Critica[modifica | modifica wikitesto]

«Il film - dopo aver ricevuto critiche 15 anni fa - si distingue per la sincerità e lo sforzo di capire abbastanza positivo dei prodotti speculativi di materia simile, ma questo non sa liberarsi del tutto dagli stereotipi sui giovani, il consumo di droga e prostituzione. Esso ha anche incamerato ogni tanto il fascino abbagliante dell'ambiente.»

(Lexikon des Internationalen Films, 1996)

«Io non voglio essere ingiusto. Nessuno vorrà in futuro un film che spinge ancora di più i bambini verso la droga e la prostituzione. L'idolatrare segretamente la figura di Christiane F., che lo ha portato al Schloßtheater di Moers lo scorso autunno, l'auto-drammatizzazione quindi non è si è rivelata e non avviene, dopo tutto, nel film di Ulrich Edel. Ma questo da solo non è sufficiente per 132 minuti.»

(Hans-Christoph Blumenberg su Die Zeit, 3 aprile 1981)

«Il film Christiane F. bypassa quasi tutti i fattori che è necessario conoscere per comprendere la genesi del comportamento farmaco dipendente. Qualora abbia la pretesa di educare nella prevenzione, la sceneggiatura e la successiva discutibile realizzazione scenica perché la strategia di deterrenza plausibile che è stato a lungo provato sia nella prevenzione della droga, nonché in materia di istruzione generale risulta inefficace.

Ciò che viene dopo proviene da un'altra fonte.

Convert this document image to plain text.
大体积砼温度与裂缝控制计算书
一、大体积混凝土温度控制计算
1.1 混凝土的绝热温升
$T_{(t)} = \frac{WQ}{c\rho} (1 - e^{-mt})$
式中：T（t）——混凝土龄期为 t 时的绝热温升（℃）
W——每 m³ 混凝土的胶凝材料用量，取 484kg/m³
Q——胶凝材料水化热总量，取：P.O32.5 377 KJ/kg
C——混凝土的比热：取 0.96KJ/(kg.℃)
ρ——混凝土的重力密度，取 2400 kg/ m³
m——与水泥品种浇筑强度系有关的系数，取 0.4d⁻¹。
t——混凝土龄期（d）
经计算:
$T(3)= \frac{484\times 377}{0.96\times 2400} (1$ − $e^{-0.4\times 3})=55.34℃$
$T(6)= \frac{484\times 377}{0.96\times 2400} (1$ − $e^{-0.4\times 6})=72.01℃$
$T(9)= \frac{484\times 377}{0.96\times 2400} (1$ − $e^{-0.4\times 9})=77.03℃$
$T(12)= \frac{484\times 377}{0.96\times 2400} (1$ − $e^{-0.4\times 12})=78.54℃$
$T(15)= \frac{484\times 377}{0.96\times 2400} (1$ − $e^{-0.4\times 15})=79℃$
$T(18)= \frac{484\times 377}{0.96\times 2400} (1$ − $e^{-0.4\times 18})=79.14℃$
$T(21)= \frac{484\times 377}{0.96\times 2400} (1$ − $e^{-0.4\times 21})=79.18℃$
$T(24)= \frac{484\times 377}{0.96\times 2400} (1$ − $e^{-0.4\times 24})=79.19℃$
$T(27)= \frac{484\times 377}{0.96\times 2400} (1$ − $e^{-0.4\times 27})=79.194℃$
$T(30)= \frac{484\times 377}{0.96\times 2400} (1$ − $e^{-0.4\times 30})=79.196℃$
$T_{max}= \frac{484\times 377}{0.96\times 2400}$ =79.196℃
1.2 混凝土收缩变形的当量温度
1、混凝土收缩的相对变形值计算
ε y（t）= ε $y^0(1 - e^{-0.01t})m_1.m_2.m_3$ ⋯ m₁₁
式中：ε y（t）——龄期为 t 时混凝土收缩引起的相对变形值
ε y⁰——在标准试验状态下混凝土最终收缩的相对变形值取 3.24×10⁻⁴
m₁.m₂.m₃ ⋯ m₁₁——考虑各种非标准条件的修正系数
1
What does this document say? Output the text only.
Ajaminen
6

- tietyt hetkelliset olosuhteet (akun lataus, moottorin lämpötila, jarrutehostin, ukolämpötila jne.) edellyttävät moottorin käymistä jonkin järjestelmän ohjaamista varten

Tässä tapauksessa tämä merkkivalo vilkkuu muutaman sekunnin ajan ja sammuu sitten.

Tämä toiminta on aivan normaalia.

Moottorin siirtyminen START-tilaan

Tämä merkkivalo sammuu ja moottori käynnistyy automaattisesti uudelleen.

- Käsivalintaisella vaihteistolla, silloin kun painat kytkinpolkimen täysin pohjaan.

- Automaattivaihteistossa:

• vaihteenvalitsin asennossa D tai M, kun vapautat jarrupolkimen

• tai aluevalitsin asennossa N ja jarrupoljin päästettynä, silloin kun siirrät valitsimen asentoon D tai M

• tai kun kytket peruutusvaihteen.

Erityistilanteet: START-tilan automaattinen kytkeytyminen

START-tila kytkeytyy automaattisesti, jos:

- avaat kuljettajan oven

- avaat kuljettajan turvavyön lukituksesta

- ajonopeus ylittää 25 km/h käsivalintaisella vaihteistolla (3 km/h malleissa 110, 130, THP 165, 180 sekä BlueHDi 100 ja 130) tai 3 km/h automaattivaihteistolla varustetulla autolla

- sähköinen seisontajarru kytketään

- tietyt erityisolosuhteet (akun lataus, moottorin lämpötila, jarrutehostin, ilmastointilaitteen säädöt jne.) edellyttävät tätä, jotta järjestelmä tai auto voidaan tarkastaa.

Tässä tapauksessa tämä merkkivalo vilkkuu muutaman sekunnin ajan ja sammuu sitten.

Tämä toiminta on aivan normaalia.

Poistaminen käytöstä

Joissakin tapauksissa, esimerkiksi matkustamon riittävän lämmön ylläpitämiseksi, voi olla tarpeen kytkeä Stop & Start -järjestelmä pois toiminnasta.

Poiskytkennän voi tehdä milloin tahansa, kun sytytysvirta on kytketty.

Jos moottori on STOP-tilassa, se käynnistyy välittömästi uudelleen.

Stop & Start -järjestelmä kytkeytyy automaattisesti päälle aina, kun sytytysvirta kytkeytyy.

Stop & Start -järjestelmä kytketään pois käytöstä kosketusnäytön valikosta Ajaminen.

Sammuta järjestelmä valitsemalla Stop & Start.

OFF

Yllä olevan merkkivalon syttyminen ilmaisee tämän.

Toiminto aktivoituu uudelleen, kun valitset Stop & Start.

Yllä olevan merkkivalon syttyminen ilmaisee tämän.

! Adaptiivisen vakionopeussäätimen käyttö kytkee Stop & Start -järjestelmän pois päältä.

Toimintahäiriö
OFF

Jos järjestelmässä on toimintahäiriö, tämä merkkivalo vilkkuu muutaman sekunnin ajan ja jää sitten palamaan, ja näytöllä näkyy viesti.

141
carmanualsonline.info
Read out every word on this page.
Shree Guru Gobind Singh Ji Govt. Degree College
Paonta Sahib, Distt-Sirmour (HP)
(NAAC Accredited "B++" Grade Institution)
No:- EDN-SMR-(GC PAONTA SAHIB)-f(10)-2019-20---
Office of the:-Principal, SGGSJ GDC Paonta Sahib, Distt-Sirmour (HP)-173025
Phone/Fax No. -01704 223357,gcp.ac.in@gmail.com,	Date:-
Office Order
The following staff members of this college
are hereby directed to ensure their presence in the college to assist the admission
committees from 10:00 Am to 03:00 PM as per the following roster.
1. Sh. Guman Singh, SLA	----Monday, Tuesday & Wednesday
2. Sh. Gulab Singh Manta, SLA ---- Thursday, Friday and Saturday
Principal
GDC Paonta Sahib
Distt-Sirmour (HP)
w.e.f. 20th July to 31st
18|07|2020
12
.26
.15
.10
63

Peggio ancora, in determinate circostanze, possono anche avere un effetto stimolante. Questa tendenza non è meno supportata da una estetizzazione acritica della tossicodipendenza, che in alcune scene tende quasi alla glorificazione dei personaggi principali.»

(Friedrich Koch, Christiane F. - Noi, i ragazzi dello zoo di Berlino, un film per educare sulle droghe?, Amburgo, 1992)

Riconoscimenti[modifica | modifica wikitesto]

  • 1981 Golden Screen (Germania)
  • 1981 Montréal World Film Festival:

Incongruenze[modifica | modifica wikitesto]

  • Parte dei brani musicali sono posteriori alle vicende narrate:
    • la compilation ChangesOneBowie (1976), che l'amico di sua madre regala a Christiane;
    • Heroes/Helden (1977), che è assente dal suddetto album;
    • Look Back in Anger (1979): il brano che Christiane ascolta per la prima volta al Sound.
  • Perlomeno nelle prime edizioni italiane del libro, Christiane narra del suo esordio con l'eroina nel dopo concerto di David Bowie, una data "che non dimenticherà mai", la fine di ottobre del 1975, mentre lo storico tour che promuove il brano riportato, Station to Station, si tenne dal gennaio al maggio del 1976.

Note[modifica | modifica wikitesto]

  1. ^ Christiane F. - Noi i ragazzi dello zoo di Berlino (1981) - Curiosità e citazioni, Silenzio in Sala. URL consultato l'8 giugno 2017.
  2. ^ (EN) Christiane F. - Noi, i ragazzi dello zoo di Berlino, su Internet Movie Database, IMDb.com. Modifica su Wikidata
  3. ^ Intervista al regista Edel nei contenuti speciali dell'edizione DVD.

Bibliografia[modifica | modifica wikitesto]

  • Christiane F., Wir Kinder vom Bahnhof Zoo (Hamburg, 1979, Stern). Tratto dalle registrazioni trascritte a cura di Kai Hermann e Horst Rieck, l'ultima edizione, la 50ª, è del 2009.
  • Traduzione italiana: Christiane F., Noi i ragazzi dello Zoo di Berlino, a cura di Roberta Tatafiore (Milano, 1981, Rizzoli). L'ultima edizione è del 2007.